A few months later we travelled to Beirut to look for locations. I was struck by the scars of the war evident on so many buildings, but also by the apparent integration of so many religious and ethnic groups. The blazing white sunlight hovered over the city as we careered at terrifyingly high speeds on the highways through the city. Lara, our driver, had the interesting habit of driving hands-free, talking into her mobile, smoking, and turning around to talk to us in the back all at the same time. But we survived, nonetheless.

By the time we came to shoot the film, it was impossible to use our Beirut locations. We had become un-insurable as the invasion of Iraq had just begun: so we had to shoot ‘Beirut’ in Havana, one of the other locations in the story. But then we couldn’t take Joan, a U.S. citizen, to Cuba, due to recently legislated restrictions, so we filmed her ‘Cuban’ scenes in the Dominican Republic. In the finished film even I sometimes forget these behind the scenes gymnastics. The footage edited together seamlessly and the problems with the logistics and the locations even inspired some new ways of shooting and cutting. But I regretted some of the Cuban locations I had planned for Joan that we could not use; in particular, a beach club preserved from the ’50s and ’60s.
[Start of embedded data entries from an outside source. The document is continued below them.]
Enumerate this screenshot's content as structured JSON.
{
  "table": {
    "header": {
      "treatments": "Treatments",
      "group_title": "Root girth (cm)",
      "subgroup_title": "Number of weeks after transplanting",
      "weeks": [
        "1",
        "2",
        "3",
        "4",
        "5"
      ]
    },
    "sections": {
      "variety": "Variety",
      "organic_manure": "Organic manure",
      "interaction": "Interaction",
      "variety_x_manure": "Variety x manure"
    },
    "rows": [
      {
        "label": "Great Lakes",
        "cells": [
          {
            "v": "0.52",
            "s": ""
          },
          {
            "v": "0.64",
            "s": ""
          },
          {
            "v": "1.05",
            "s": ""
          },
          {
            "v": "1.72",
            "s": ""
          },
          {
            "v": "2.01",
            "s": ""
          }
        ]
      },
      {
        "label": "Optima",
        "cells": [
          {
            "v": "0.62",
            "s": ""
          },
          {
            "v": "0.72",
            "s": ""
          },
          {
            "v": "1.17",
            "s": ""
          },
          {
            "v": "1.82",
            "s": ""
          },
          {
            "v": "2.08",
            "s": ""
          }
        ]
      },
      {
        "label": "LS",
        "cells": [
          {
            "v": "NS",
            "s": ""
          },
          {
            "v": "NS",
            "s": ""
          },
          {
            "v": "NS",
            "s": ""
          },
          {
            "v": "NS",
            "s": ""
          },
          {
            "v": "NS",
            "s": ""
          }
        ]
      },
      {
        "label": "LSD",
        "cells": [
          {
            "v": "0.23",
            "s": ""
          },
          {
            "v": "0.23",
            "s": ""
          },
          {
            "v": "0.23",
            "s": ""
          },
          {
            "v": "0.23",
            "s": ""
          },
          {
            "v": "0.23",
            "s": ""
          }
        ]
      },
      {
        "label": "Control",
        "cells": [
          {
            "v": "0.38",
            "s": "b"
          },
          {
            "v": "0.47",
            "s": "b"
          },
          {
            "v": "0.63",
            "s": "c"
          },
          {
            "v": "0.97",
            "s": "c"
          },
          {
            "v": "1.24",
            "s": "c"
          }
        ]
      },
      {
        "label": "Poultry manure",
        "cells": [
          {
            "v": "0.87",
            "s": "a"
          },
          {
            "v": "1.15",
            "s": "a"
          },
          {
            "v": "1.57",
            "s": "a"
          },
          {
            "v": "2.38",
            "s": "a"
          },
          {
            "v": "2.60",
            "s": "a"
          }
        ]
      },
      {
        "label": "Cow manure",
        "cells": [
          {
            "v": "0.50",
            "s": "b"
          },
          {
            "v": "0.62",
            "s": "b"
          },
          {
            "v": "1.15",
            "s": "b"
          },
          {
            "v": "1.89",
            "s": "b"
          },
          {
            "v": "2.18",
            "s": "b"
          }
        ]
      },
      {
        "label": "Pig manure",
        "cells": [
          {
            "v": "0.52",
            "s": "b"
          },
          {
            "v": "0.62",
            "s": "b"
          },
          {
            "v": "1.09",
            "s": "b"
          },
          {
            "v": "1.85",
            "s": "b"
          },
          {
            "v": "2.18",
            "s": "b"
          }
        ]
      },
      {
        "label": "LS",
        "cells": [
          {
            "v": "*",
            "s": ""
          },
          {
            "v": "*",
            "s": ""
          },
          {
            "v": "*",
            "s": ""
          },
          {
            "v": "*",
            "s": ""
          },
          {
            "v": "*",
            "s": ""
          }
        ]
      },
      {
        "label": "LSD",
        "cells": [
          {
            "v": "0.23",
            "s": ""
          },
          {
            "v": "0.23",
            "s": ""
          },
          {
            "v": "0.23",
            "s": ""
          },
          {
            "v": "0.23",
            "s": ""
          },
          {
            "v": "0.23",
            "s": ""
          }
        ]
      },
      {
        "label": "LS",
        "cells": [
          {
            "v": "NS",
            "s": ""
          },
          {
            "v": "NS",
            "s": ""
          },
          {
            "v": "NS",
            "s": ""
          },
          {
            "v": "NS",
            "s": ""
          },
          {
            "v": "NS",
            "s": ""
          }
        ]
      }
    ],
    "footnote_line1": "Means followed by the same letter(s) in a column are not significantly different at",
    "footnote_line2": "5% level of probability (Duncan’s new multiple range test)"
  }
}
Perhaps the ghost-traces of the film not made is like a parallel reality; a life guessed at but not lived, a ‘could have been’ universe; or one which in some platonic and absolute sense exists, at least in the imagination. When making a film you hold it for so long in your head before it finally manifests, that you feel you are simply making something visible for others that is, in reality, already there. Of course, once it materialises, it looks and sounds a little different than the one you have been watching for months or years in the secret projection room in your mind. Which can be a lovely surprise, like meeting a stranger who is somehow familiar. An old friend, re-discovered. Yes.